Le règlement du Parlement européen du 27 avril 2016 relatif à la protection des personnes physiques à l’égard du traitement de données à caractère personnel et à la libre circulation de ces données (ci-après RGPD), applicable le 24 mai 2018, crée la fonction de délégué à la protection des données (ci-après DPO). La désignation du DPO est obligatoire lorsque les activités du responsable de traitement consistent en des opérations de traitement qui, du fait de leur nature, de leur portée et/ou de leurs finalités, exigent un suivi régulier et systématique à grande échelle des personnes concernées ; ou lorsque les activités du responsable de traitement consistent en un traitement à grande échelle de catégories particulières de données relatives à des condamnations pénales.

Avec une augmentation significative du montant des amendes administratives (10 ou 20 millions d’euros ou 2% à 4% du chiffre d’affaires), la question des missions et du positionnement du DPO se pose pour les responsables de traitement.

Le DPO, un acteur de la gestion des risques

Les missions du DPO présentées aux articles 38 et 39 du RGPD sont le conseil, la formation, l’information. Toutefois, ses missions ne se limitent pas à celles décrites aux articles 38 et 39, elles sont plus larges. Le DPO doit, notamment,intervenir dans la préparation des analyses d’impact (Art 35 RGPD) relatives à la protection des données personnelles. En effet, lorsqu’un traitement, en particulier par le recours à de nouvelles technologies, et compte tenu de la nature, de la portée, du contexte et de ses finalités, est susceptible d’engendrer un risque élevé pour les droits et libertés des personnes physiques, le responsable de traitement effectue, avant le traitement, une analyse d’impact des opérations de traitement envisagées. Dans le cadre de cette analyse d’impact, le responsable de traitement doit demander conseil au DPO qui, par ailleurs, vérifie que les recommandations de ses analyses d’impact sont suivies d’effet. Le RGPD attend que le DPO intervienne, en amont de la mise en place d’un traitement, pour analyser les risques éventuels, conseiller le responsable de traitement, pour que les traitements envisagés atteignent leurs objectifs opérationnels tout en respectant la protection des données à caractère personnel.

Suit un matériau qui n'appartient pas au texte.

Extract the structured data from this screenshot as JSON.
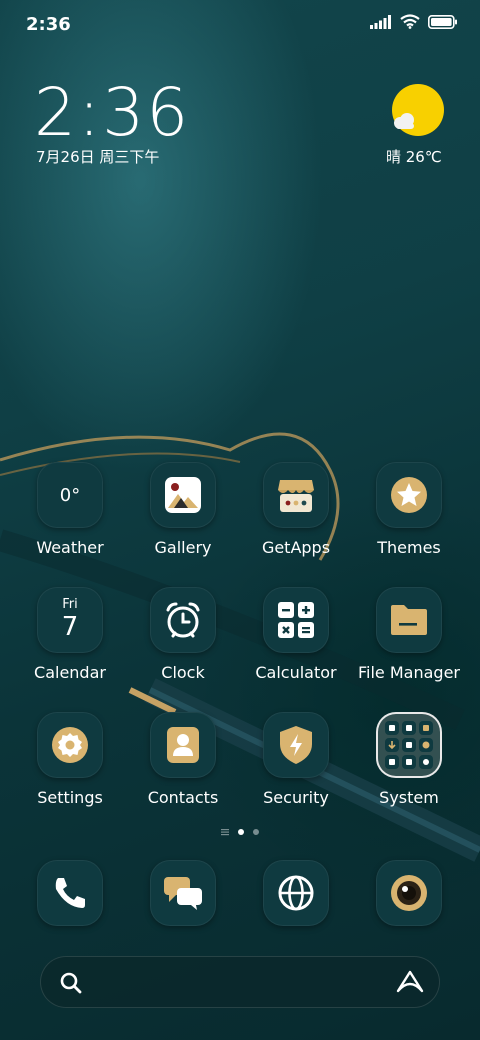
{
  "status": {
    "time": "2:36"
  },
  "clock_widget": {
    "time": "2:36",
    "date": "7月26日 周三下午"
  },
  "weather_widget": {
    "text": "晴 26℃",
    "icon": "sunny-cloud-icon"
  },
  "apps": {
    "weather": {
      "label": "Weather",
      "value": "0°"
    },
    "gallery": {
      "label": "Gallery"
    },
    "getapps": {
      "label": "GetApps"
    },
    "themes": {
      "label": "Themes"
    },
    "calendar": {
      "label": "Calendar",
      "day": "Fri",
      "date": "7"
    },
    "clock": {
      "label": "Clock"
    },
    "calculator": {
      "label": "Calculator"
    },
    "file_manager": {
      "label": "File Manager"
    },
    "settings": {
      "label": "Settings"
    },
    "contacts": {
      "label": "Contacts"
    },
    "security": {
      "label": "Security"
    },
    "system": {
      "label": "System"
    }
  },
  "dock": [
    "phone-icon",
    "messages-icon",
    "browser-icon",
    "camera-icon"
  ],
  "colors": {
    "accent": "#d9b470",
    "tile": "#0f3a40",
    "sun": "#f8d000"
  }
}
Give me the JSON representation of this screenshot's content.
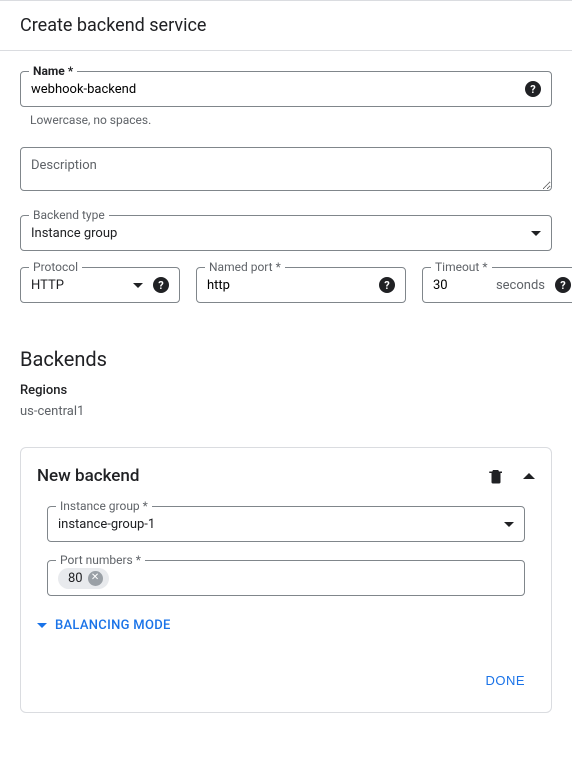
{
  "header": {
    "title": "Create backend service"
  },
  "name": {
    "label": "Name *",
    "value": "webhook-backend",
    "helper": "Lowercase, no spaces."
  },
  "description": {
    "placeholder": "Description",
    "value": ""
  },
  "backend_type": {
    "label": "Backend type",
    "value": "Instance group"
  },
  "protocol": {
    "label": "Protocol",
    "value": "HTTP"
  },
  "named_port": {
    "label": "Named port *",
    "value": "http"
  },
  "timeout": {
    "label": "Timeout *",
    "value": "30",
    "unit": "seconds"
  },
  "backends": {
    "heading": "Backends",
    "regions_label": "Regions",
    "regions_value": "us-central1"
  },
  "new_backend": {
    "title": "New backend",
    "instance_group": {
      "label": "Instance group *",
      "value": "instance-group-1"
    },
    "port_numbers": {
      "label": "Port numbers *",
      "chips": [
        "80"
      ]
    },
    "balancing_mode_label": "BALANCING MODE",
    "done_label": "DONE"
  }
}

Le RGPD prévoit également que le DPO fasse directement rapport de ses missions au niveau le plus élevé de la direction du responsable de traitement et, qu’il soit le point de contact avec la CNIL. A ce titre, le DPO conseille, assiste le responsable de traitement dans les situations ou, suite à la survenance d’une faille de sécurité (chez le responsable de traitement ou l’un de ses sous-traitants), il est dans l’obligation de notifier cette faille aux personnes concernées ainsi qu’à la CNIL.
Le RGPD positionne le DPO en acteur de la gestion des risques de l’entreprise ; un acteur dont les missions sont centrées sur la prévention des risques liés à la protection des données personnelles. Ses compétences juridiques, son expérience, sa connaissance de l’entreprise du responsable de traitement, doivent concourir à une prise en compte du risque d’atteinte aux données personnelles avant la mise en place d’un traitement.

Le DPO : une fonction clé ?

Cette création rappelle celle des fonctions clés dans le secteur de l’assurance. Dans ce secteur, la gouvernance repose sur une répartition des fonctions entre différents acteurs que sont le conseil d’administration, les dirigeants effectifs et les responsables des quatre fonctions clés : la vérification de la conformité, la gestion des risques, la fonction actuarielle, l’audit interne. La fonction clé en charge de la vérification de la conformité a pour mission de veiller au respect, par l’assureur, de la réglementation applicable aux activités d’assurance. Il doit élaborer une politique de conformité ainsi qu’un plan de conformité et conseiller en la matière la direction. Ces missions, issues de la directive 2009/138/CE du Parlement européen du 25 novembre 2009, concourent à la mise en place par l’assureur d’une gestion de l’entreprise par les risques.
Qu’attend le RGPD du DPO si ce n’est de veiller au respect de la règlementation applicable à la protection des données personnelles, et par ses recommandations, ses conseils auprès de la direction, élaborer de facto une politique de conformité en la matière. Il semble donc, que le RGPD assimile le DPO à une fonction clé du « respect des dispositions de protection des données personnelles », à l’image de ce qu’est la fonction clé « vérification de la conformité en assurance ».

Les conseils, recommandations, analyses d’impact, procédures, contrôles menés par le DPO, sont autant d’actions qui contribuent à une prise en compte du risque d’atteinte à la protection des données personnelles et limitent, pour le responsable de traitement, le risque de sanction. Aussi, le renforcement des amendes administratives (10 ou 20 millions d’euros ou 2% à 4% du chiffre d’affaires) doit être de nature à inciter les chefs d’entreprise à intégrer le DPO dans leurs procédures de gouvernance. Au regard des sanctions que peuvent encourir les entreprises, les missions du DPO devraient croître en faisant, dans les faits, du DPO une « nouvelle fonction clé pour les assureurs ».